Despite the first volume, Soulless, having a stronger romantic element than I am usually drawn to in my reading , I thoroughly enjoyed it. Almost despite myself… But who wouldn’t want to whack a vampire over the head with a parasol? Soulless was one of my Top 10 Reads of 2009. You can read my review over here.
Alexia Tarabotti, now Lady Maccon, awakens in the wee hours of the mid-afternoon to find her husband, who should be decently asleep like any normal werewolf, yelling at the top of his lungs. Then he disappears — leaving her to deal with a regiment of supernatural soldiers encamped on her doorstep, a plethora of exorcised ghosts, and an angry Queen Victoria.

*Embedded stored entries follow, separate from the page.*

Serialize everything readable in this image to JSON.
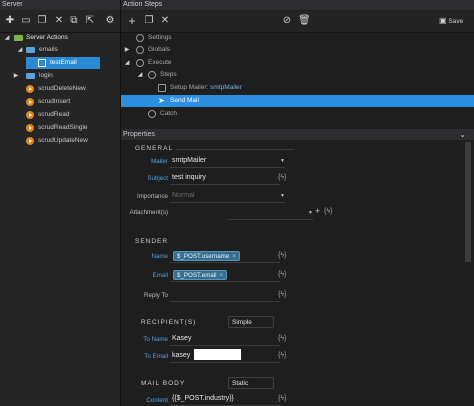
{
  "left_panel": {
    "title": "Server",
    "toolbar": {
      "new_icon": "new-icon",
      "folder_icon": "folder-icon",
      "duplicate_icon": "duplicate-icon",
      "delete_icon": "delete-icon",
      "copy_icon": "copy-icon",
      "paste_icon": "paste-icon",
      "export_icon": "export-icon",
      "settings_icon": "gear-icon"
    },
    "tree": [
      {
        "label": "Server Actions",
        "type": "root",
        "expanded": true
      },
      {
        "label": "emails",
        "type": "folder",
        "expanded": true
      },
      {
        "label": "testEmail",
        "type": "action",
        "selected": true
      },
      {
        "label": "login",
        "type": "folder",
        "expanded": false
      },
      {
        "label": "scrudDeleteNew",
        "type": "action"
      },
      {
        "label": "scrudInsert",
        "type": "action"
      },
      {
        "label": "scrudRead",
        "type": "action"
      },
      {
        "label": "scrudReadSingle",
        "type": "action"
      },
      {
        "label": "scrudUpdateNew",
        "type": "action"
      }
    ]
  },
  "right_panel": {
    "title": "Action Steps",
    "toolbar": {
      "add_icon": "plus-icon",
      "copy_icon": "copy-icon",
      "delete_icon": "delete-icon",
      "disable_icon": "disable-icon",
      "trash_icon": "trash-icon",
      "save_label": "Save"
    },
    "steps": [
      {
        "label": "Settings",
        "expanded": false
      },
      {
        "label": "Globals",
        "expanded": false
      },
      {
        "label": "Execute",
        "expanded": true
      },
      {
        "label": "Steps",
        "expanded": true
      },
      {
        "label": "Setup Mailer: smtpMailer",
        "prefix": "Setup Mailer: ",
        "name": "smtpMailer"
      },
      {
        "label": "Send Mail",
        "selected": true
      },
      {
        "label": "Catch"
      }
    ]
  },
  "properties": {
    "title": "Properties",
    "general": {
      "heading": "GENERAL",
      "mailer_label": "Mailer",
      "mailer_value": "smtpMailer",
      "subject_label": "Subject",
      "subject_value": "test inquiry",
      "importance_label": "Importance",
      "importance_placeholder": "Normal",
      "attachments_label": "Attachment(s)"
    },
    "sender": {
      "heading": "SENDER",
      "name_label": "Name",
      "name_tag": "$_POST.username",
      "email_label": "Email",
      "email_tag": "$_POST.email",
      "reply_label": "Reply To"
    },
    "recipients": {
      "heading": "RECIPIENT(S)",
      "mode": "Simple",
      "to_name_label": "To Name",
      "to_name_value": "Kasey",
      "to_email_label": "To Email",
      "to_email_value": "kasey"
    },
    "mail_body": {
      "heading": "MAIL BODY",
      "mode": "Static",
      "content_label": "Content",
      "content_value": "{{$_POST.industry}}"
    }
  },
  "colors": {
    "accent": "#2d8fe0",
    "label_blue": "#4ea3e8",
    "folder_green": "#7cb342",
    "action_orange": "#e0861f"
  }
}
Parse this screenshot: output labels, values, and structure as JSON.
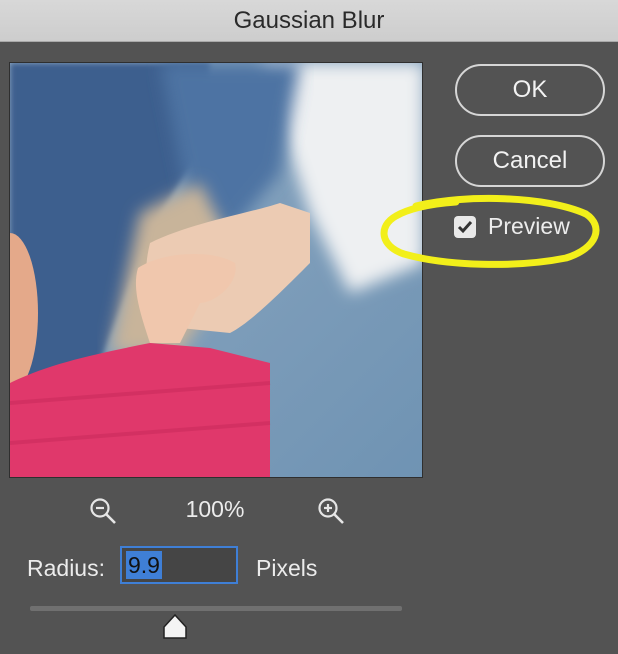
{
  "dialog": {
    "title": "Gaussian Blur"
  },
  "buttons": {
    "ok_label": "OK",
    "cancel_label": "Cancel"
  },
  "preview_toggle": {
    "label": "Preview",
    "checked": true
  },
  "zoom": {
    "level": "100%"
  },
  "radius": {
    "label": "Radius:",
    "value": "9.9",
    "unit": "Pixels"
  },
  "slider": {
    "position_fraction": 0.39
  },
  "colors": {
    "dialog_bg": "#535353",
    "titlebar_bg": "#d2d2d2",
    "accent_selection": "#3f7fd6",
    "annotation_highlight": "#f2ef1a"
  },
  "icons": {
    "zoom_out": "zoom-out-icon",
    "zoom_in": "zoom-in-icon",
    "checkmark": "checkmark-icon"
  }
}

But Alexia is armed with her trusty parasol, the latest fashions, and an arsenal of biting civility. Even when her investigations take her into the backwaters of ugly waistcoats, Scotland, she is prepared: upending werewolf pack dynamics as only a soulless can.
She might even find time to track down her wayward husband, if she feels like it.
The two things I was most excited to read about in this volume? A dirigible ride! And a new parasol! Batman wishes he had toys like Alexia Tarabotti!
What’s not to love about this book? There’s a murder mystery. Were-less Scottish werewolves. An attempted poisoning. A tumble off the side of a dirigible. More mysterious vampire politics. A shockingly brazen new friend for Alexia – a female milliner who scandalously goes about in trousers!
There I was, reading toward the end of the novel, cheering along with Alexia as she saved the day. Then, out of nowhere*, I got mentally punched in the face by an (obvious in hindsight) move by the author. I literally sat there with my mouth open for quite awhile in outright shock and indignation on Alexia’s behalf.
Unfortunately, I can’t tell you what that amazing right-hook is, because that would be one big fat spoiler. Suffice it to say that I went from thinking “Hm. This is a pretty entertaining read” to “OMG, when does the next one come out? Must Have It NOW.”
*Okay, obviously in hindsight the author left plenty of clues as to what was going to happen. I did pick up on those clues. What I failed to pick up on was the significance, or should I say the repercussions, of those clues. It’s the difference between knowing whodunit by the end of a novel, and knowing that whodunit was the main character’s mom/grandfather/twin sister. And that the main character is going to be just devastated when they find out. That’s a bad analogy, but it’s the best I can come up with at this moment.
In my shock at these surprising repercussions, I might have. Perhaps. Called the author a naughty little minx. Publicly. On Twitter.
I know. I feel terribly. At my house, being called a naughty little minx is the equivalent of being called a “darling little exasperating but delightful creature whom I love very much”. At least, that’s how my husband uses the term. But I’m not sure if our usage is the same as the common usage, and 140 characters is not a lot of room in which to explain. So I’m kind of worried that I might have offended a lovely author whose work I admire.
So Ms. Carriger, if you read this, know that I meant the term fondly and that I love your work. I’ll try to refrain from any more outbursts in the future.
I’m giving this book 5 out of 5 stars because I won’t be able to stop thinking about it until Blameless comes out and I find out what happens next!